Getting over the word(les)
Thanks to the Federal Truth in Lending Act, or TILA, issuers include in their credit card agreements what's known as a Schumer Box -- an easy-to-read summary that lists long-term rates in at least 18-point type and key disclosures in 12-point type. This box is a great place to start when trying to cost out a particular card, but you still need to read all the fine print below it.

After doing so, "if you have any questions, you have to call the issuer and ask" for clarification, Harzog says.

Ask about any opt-out provisions you are interested in taking advantage of. And feel free to contact an issuer if you find something in a credit card agreement that seems particularly egregious ... even if you are choosing to forgo the offer.

"It would be great if people sent an email" to say they were offended by certain line items, says Paul Bland, executive director at Public Justice. He cites General Mills' attempt in April 2014 to change the legal terms of its privacy policy so that anyone who interacted with the company online would be forced into arbitration.
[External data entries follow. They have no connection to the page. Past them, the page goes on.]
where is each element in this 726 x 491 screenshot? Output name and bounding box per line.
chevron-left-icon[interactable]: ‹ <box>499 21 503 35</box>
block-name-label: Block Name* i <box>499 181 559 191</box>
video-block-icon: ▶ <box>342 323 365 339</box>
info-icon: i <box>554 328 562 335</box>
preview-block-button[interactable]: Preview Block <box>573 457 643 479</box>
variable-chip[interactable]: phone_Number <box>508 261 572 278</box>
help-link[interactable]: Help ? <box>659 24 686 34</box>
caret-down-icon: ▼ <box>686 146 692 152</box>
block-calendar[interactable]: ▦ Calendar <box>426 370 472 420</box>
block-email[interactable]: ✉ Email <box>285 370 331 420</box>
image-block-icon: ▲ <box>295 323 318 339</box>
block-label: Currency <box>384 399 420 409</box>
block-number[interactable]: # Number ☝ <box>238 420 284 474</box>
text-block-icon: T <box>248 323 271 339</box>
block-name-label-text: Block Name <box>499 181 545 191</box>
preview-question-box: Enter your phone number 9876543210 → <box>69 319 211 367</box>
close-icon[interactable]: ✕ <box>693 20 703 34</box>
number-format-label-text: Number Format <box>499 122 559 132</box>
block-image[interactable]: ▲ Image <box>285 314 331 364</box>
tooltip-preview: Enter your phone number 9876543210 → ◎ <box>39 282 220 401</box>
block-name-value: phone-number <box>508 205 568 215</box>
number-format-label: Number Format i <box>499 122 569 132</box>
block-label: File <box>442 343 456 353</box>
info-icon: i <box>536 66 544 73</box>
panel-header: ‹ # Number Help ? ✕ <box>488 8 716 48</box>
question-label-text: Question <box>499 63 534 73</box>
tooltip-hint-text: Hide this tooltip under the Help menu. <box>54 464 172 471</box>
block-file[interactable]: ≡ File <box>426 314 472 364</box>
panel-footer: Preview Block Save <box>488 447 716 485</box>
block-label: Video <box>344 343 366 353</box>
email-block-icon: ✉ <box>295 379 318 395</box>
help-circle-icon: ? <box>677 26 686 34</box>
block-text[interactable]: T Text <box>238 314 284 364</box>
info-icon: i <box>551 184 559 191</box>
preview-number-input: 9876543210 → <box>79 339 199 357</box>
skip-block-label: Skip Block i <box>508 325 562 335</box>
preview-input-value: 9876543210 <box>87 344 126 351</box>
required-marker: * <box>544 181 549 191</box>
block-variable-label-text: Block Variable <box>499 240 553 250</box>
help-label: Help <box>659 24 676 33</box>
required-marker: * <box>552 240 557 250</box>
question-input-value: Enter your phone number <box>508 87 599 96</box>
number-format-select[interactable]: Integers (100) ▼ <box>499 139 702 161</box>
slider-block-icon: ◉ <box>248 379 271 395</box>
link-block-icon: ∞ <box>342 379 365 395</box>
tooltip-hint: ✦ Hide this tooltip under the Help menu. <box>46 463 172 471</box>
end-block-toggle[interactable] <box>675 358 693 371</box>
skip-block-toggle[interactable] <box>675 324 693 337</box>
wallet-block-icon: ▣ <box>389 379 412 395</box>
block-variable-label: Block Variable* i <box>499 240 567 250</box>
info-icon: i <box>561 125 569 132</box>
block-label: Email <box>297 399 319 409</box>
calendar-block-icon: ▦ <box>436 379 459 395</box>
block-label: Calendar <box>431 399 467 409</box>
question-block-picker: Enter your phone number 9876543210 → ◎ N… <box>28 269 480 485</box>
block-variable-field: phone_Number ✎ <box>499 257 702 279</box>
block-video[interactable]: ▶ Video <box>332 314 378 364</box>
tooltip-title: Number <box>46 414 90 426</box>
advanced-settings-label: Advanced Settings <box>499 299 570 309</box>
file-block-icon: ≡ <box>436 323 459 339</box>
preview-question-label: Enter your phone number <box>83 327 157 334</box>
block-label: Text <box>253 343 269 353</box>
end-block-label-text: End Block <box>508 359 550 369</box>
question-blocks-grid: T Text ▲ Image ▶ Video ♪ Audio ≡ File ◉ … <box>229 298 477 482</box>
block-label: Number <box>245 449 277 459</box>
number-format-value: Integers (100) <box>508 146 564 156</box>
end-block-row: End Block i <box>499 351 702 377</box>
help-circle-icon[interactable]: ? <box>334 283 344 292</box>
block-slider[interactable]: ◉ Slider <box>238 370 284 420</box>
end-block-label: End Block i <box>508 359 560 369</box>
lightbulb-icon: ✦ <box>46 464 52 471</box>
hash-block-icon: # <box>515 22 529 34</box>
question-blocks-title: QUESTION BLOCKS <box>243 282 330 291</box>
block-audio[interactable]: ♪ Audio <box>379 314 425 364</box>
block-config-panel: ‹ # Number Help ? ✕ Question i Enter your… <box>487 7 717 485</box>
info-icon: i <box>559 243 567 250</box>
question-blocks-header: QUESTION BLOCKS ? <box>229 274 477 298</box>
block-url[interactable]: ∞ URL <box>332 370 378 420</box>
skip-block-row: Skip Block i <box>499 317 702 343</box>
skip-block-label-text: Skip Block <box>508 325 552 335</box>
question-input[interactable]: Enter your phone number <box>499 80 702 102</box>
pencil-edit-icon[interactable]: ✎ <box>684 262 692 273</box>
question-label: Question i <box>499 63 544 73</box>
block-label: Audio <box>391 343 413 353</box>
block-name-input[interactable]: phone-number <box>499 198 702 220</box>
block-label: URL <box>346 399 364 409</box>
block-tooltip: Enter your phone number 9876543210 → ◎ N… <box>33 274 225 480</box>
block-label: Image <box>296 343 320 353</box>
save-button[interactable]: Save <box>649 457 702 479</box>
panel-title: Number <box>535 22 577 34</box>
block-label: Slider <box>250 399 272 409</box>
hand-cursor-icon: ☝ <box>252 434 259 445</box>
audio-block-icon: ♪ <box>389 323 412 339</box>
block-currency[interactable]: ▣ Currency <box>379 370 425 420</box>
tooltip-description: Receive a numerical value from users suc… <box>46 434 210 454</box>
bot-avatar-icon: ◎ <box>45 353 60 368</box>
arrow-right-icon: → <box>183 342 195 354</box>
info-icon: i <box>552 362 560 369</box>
Following an article in The New York Times on the move and a subsequent consumer uprising, General Mills scrapped the arbitration clause and issued a public apology.

If there were similar backlash over any unsavory provisions tucked into the fine print of issuers' card agreements, "they would fix it," Bland says. 

Still, Feddis suggests consumers aren't as bothered by the fine print as consumer advocates believe. "They have confidence in the system," she says.